24 Juin 2010
Guère à l'aise sur sa chaise, Mishack Tibane martèle du pied le lino de la salle d'attente. Nerveux? "Voilà quatre ans que je veux me faire circoncire pour me protéger, mais j'avais peur", concède cet étudiant de 22 ans. Un peu auparavant, le patient a informé par téléphone sa petite amie qu'il passait enfin à l'acte. Elle a ri car elle n'y croyait plus. Sur le seuil de la clinique Bophelo Pele - "la santé d'abord" en sotho, l'une des langues locales - son oncle patiente aussi. "Mieux vaut que Mishack le fasse ici avec un docteur, avance-t-il. Lors des rites initiatiques traditionnels, c'est plus risqué. Trop de sang coule."
Le volontaire pénètre enfin dans la salle d'opération, dotée d'une dizaine de lits. En quelques minutes, tout sera réglé. Le médecin tranche sous anesthésie locale une partie du prépuce. Un pansement, et le néocirconcis peut rentrer à la maison. Paul, un de ses compagnons de scalpel, avoue son soulagement: "J'étais effrayé à la vue des ciseaux, admet ce jardinier, mais je n'ai rien senti!" Reste pour les deux opérés une ultime épreuve: toute relation sexuelle est proscrite durant les six prochaines semaines.

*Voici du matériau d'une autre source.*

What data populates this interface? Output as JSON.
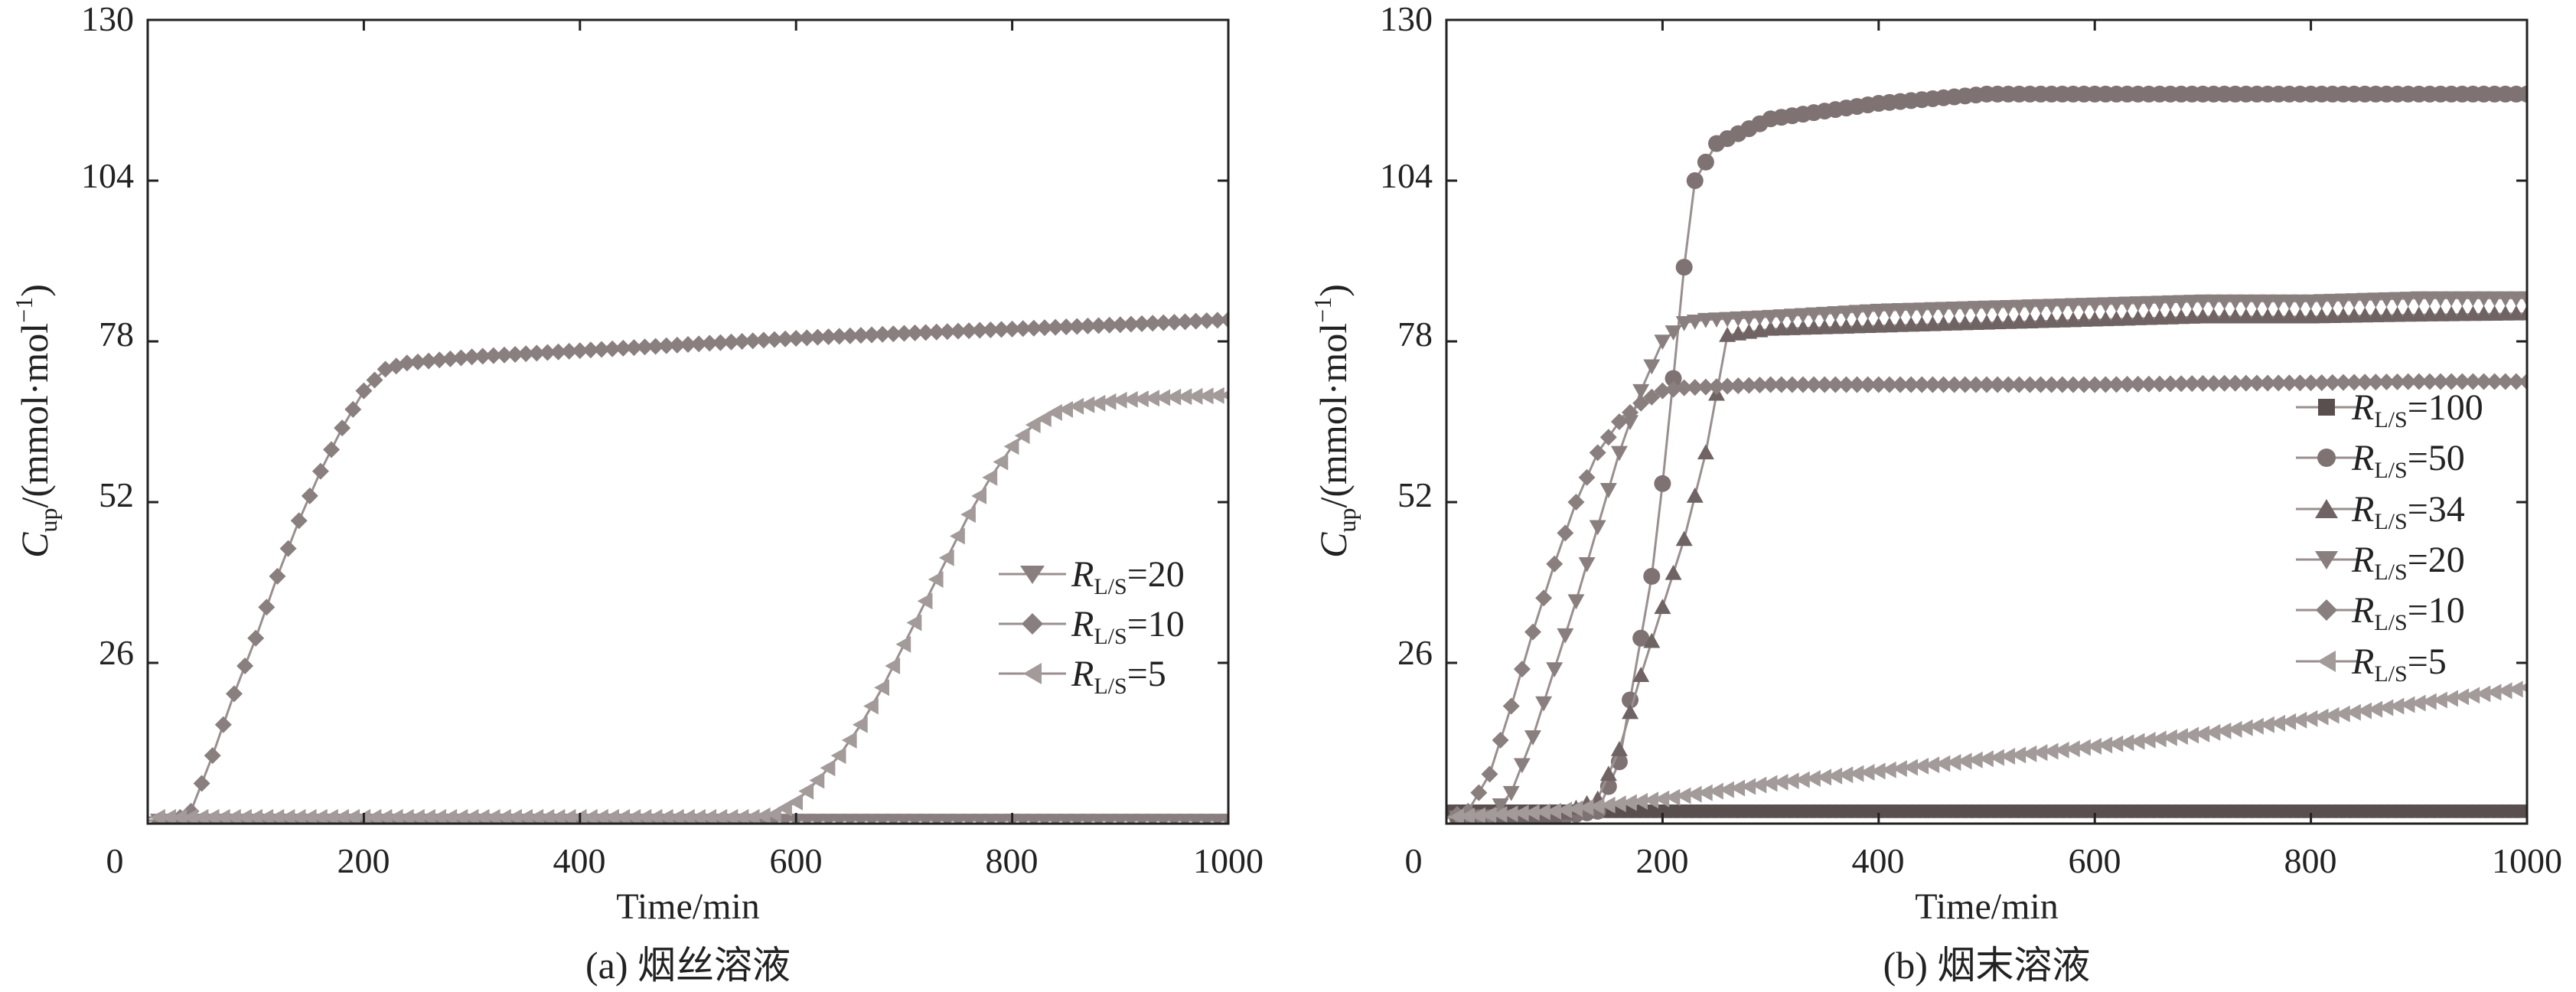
{
  "panels": [
    {
      "id": "a",
      "caption": "(a) 烟丝溶液",
      "xlabel": "Time/min",
      "ylabel": {
        "main": "C",
        "sub": "up",
        "rest": "/(mmol·mol",
        "sup": "−1",
        "close": ")"
      },
      "xticks": [
        "0",
        "200",
        "400",
        "600",
        "800",
        "1000"
      ],
      "yticks": [
        "130",
        "104",
        "78",
        "52",
        "26"
      ],
      "legend": [
        {
          "name": "R",
          "sub": "L/S",
          "value": "=20",
          "marker": "triangle-down"
        },
        {
          "name": "R",
          "sub": "L/S",
          "value": "=10",
          "marker": "diamond"
        },
        {
          "name": "R",
          "sub": "L/S",
          "value": "=5",
          "marker": "triangle-left"
        }
      ]
    },
    {
      "id": "b",
      "caption": "(b) 烟末溶液",
      "xlabel": "Time/min",
      "ylabel": {
        "main": "C",
        "sub": "up",
        "rest": "/(mmol·mol",
        "sup": "−1",
        "close": ")"
      },
      "xticks": [
        "0",
        "200",
        "400",
        "600",
        "800",
        "1000"
      ],
      "yticks": [
        "130",
        "104",
        "78",
        "52",
        "26"
      ],
      "legend": [
        {
          "name": "R",
          "sub": "L/S",
          "value": "=100",
          "marker": "square"
        },
        {
          "name": "R",
          "sub": "L/S",
          "value": "=50",
          "marker": "circle"
        },
        {
          "name": "R",
          "sub": "L/S",
          "value": "=34",
          "marker": "triangle-up"
        },
        {
          "name": "R",
          "sub": "L/S",
          "value": "=20",
          "marker": "triangle-down"
        },
        {
          "name": "R",
          "sub": "L/S",
          "value": "=10",
          "marker": "diamond"
        },
        {
          "name": "R",
          "sub": "L/S",
          "value": "=5",
          "marker": "triangle-left"
        }
      ]
    }
  ],
  "colors": {
    "axis": "#222222",
    "line": "#9a8f8f",
    "marker_dark": "#7f7272",
    "marker_light": "#a39a9a",
    "square": "#5a4f4f"
  },
  "chart_data": [
    {
      "type": "line",
      "title": "(a) 烟丝溶液",
      "xlabel": "Time/min",
      "ylabel": "Cup/(mmol·mol−1)",
      "xlim": [
        0,
        1000
      ],
      "ylim": [
        0,
        130
      ],
      "series": [
        {
          "name": "RL/S=20",
          "marker": "triangle-down",
          "x": [
            0,
            100,
            200,
            300,
            400,
            500,
            600,
            700,
            800,
            900,
            1000
          ],
          "y": [
            0.5,
            0.5,
            0.5,
            0.5,
            0.5,
            0.5,
            0.5,
            0.5,
            0.5,
            0.5,
            0.5
          ]
        },
        {
          "name": "RL/S=10",
          "marker": "diamond",
          "x": [
            0,
            20,
            40,
            60,
            80,
            100,
            120,
            140,
            160,
            180,
            200,
            220,
            240,
            300,
            400,
            500,
            600,
            700,
            800,
            900,
            1000
          ],
          "y": [
            0,
            0,
            2,
            11,
            21,
            30,
            40,
            49,
            57,
            64,
            70,
            73.5,
            74.5,
            75.5,
            76.5,
            77.5,
            78.5,
            79.3,
            80,
            80.7,
            81.5
          ]
        },
        {
          "name": "RL/S=5",
          "marker": "triangle-left",
          "x": [
            0,
            100,
            200,
            300,
            400,
            500,
            560,
            580,
            600,
            620,
            640,
            660,
            680,
            700,
            720,
            740,
            760,
            780,
            800,
            820,
            840,
            860,
            880,
            900,
            950,
            1000
          ],
          "y": [
            1,
            1,
            1,
            1,
            1,
            1,
            1,
            1.5,
            3.5,
            7,
            11,
            16,
            22,
            29,
            36,
            43,
            50,
            56,
            61,
            64.5,
            66.5,
            67.5,
            68,
            68.5,
            69,
            69.3
          ]
        }
      ]
    },
    {
      "type": "line",
      "title": "(b) 烟末溶液",
      "xlabel": "Time/min",
      "ylabel": "Cup/(mmol·mol−1)",
      "xlim": [
        0,
        1000
      ],
      "ylim": [
        0,
        130
      ],
      "series": [
        {
          "name": "RL/S=100",
          "marker": "square",
          "x": [
            0,
            100,
            200,
            300,
            400,
            500,
            600,
            700,
            800,
            900,
            1000
          ],
          "y": [
            2,
            2,
            2,
            2,
            2,
            2,
            2,
            2,
            2,
            2,
            2
          ]
        },
        {
          "name": "RL/S=50",
          "marker": "circle",
          "x": [
            0,
            100,
            140,
            160,
            170,
            180,
            190,
            200,
            210,
            220,
            230,
            250,
            300,
            400,
            500,
            600,
            700,
            800,
            900,
            1000
          ],
          "y": [
            1,
            1,
            2,
            10,
            20,
            30,
            40,
            55,
            72,
            90,
            104,
            110,
            114,
            116.5,
            118,
            118,
            118,
            118,
            118,
            118
          ]
        },
        {
          "name": "RL/S=34",
          "marker": "triangle-up",
          "x": [
            0,
            100,
            140,
            160,
            180,
            200,
            220,
            240,
            260,
            300,
            400,
            500,
            600,
            700,
            800,
            900,
            1000
          ],
          "y": [
            1,
            1,
            4,
            12,
            24,
            35,
            46,
            60,
            79,
            80,
            80.5,
            81,
            81.5,
            82,
            82,
            82.3,
            82.5
          ]
        },
        {
          "name": "RL/S=20",
          "marker": "triangle-down",
          "x": [
            0,
            40,
            60,
            80,
            100,
            120,
            140,
            160,
            180,
            200,
            220,
            240,
            300,
            400,
            500,
            600,
            700,
            800,
            900,
            1000
          ],
          "y": [
            1,
            1,
            5,
            14,
            25,
            36,
            48,
            60,
            70,
            78,
            81,
            81.5,
            82,
            83,
            83.5,
            84,
            84.5,
            84.5,
            85,
            85
          ]
        },
        {
          "name": "RL/S=10",
          "marker": "diamond",
          "x": [
            0,
            20,
            40,
            60,
            80,
            100,
            120,
            140,
            160,
            180,
            200,
            220,
            300,
            400,
            500,
            600,
            700,
            800,
            900,
            1000
          ],
          "y": [
            1,
            2,
            8,
            19,
            31,
            42,
            52,
            60,
            65,
            68,
            70,
            70.5,
            71,
            71,
            71,
            71,
            71.2,
            71.3,
            71.5,
            71.5
          ]
        },
        {
          "name": "RL/S=5",
          "marker": "triangle-left",
          "x": [
            0,
            100,
            200,
            300,
            400,
            500,
            600,
            700,
            800,
            900,
            1000
          ],
          "y": [
            1,
            2,
            4,
            6.5,
            8.5,
            10.5,
            12.5,
            14.5,
            17,
            19.5,
            22
          ]
        }
      ]
    }
  ]
}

Depuis janvier 2009, de 15 000 à 16 000 jeunes Sud-Africains ont été circoncis dans la seule township d'Orange Farm, vaste banlieue noire à une trentaine de kilomètres au sud de Johannesburg. Objectif d'ici à la fin de l'année: 20 000 opérés. C'est à un chercheur français que l'on doit cette ambitieuse campagne. "A la fin des années 1990, se souvient Bertran Auvert, une enquête a montré que la circoncision pouvait réduire le taux d'infection par le sida. J'ai voulu en avoir le coeur net."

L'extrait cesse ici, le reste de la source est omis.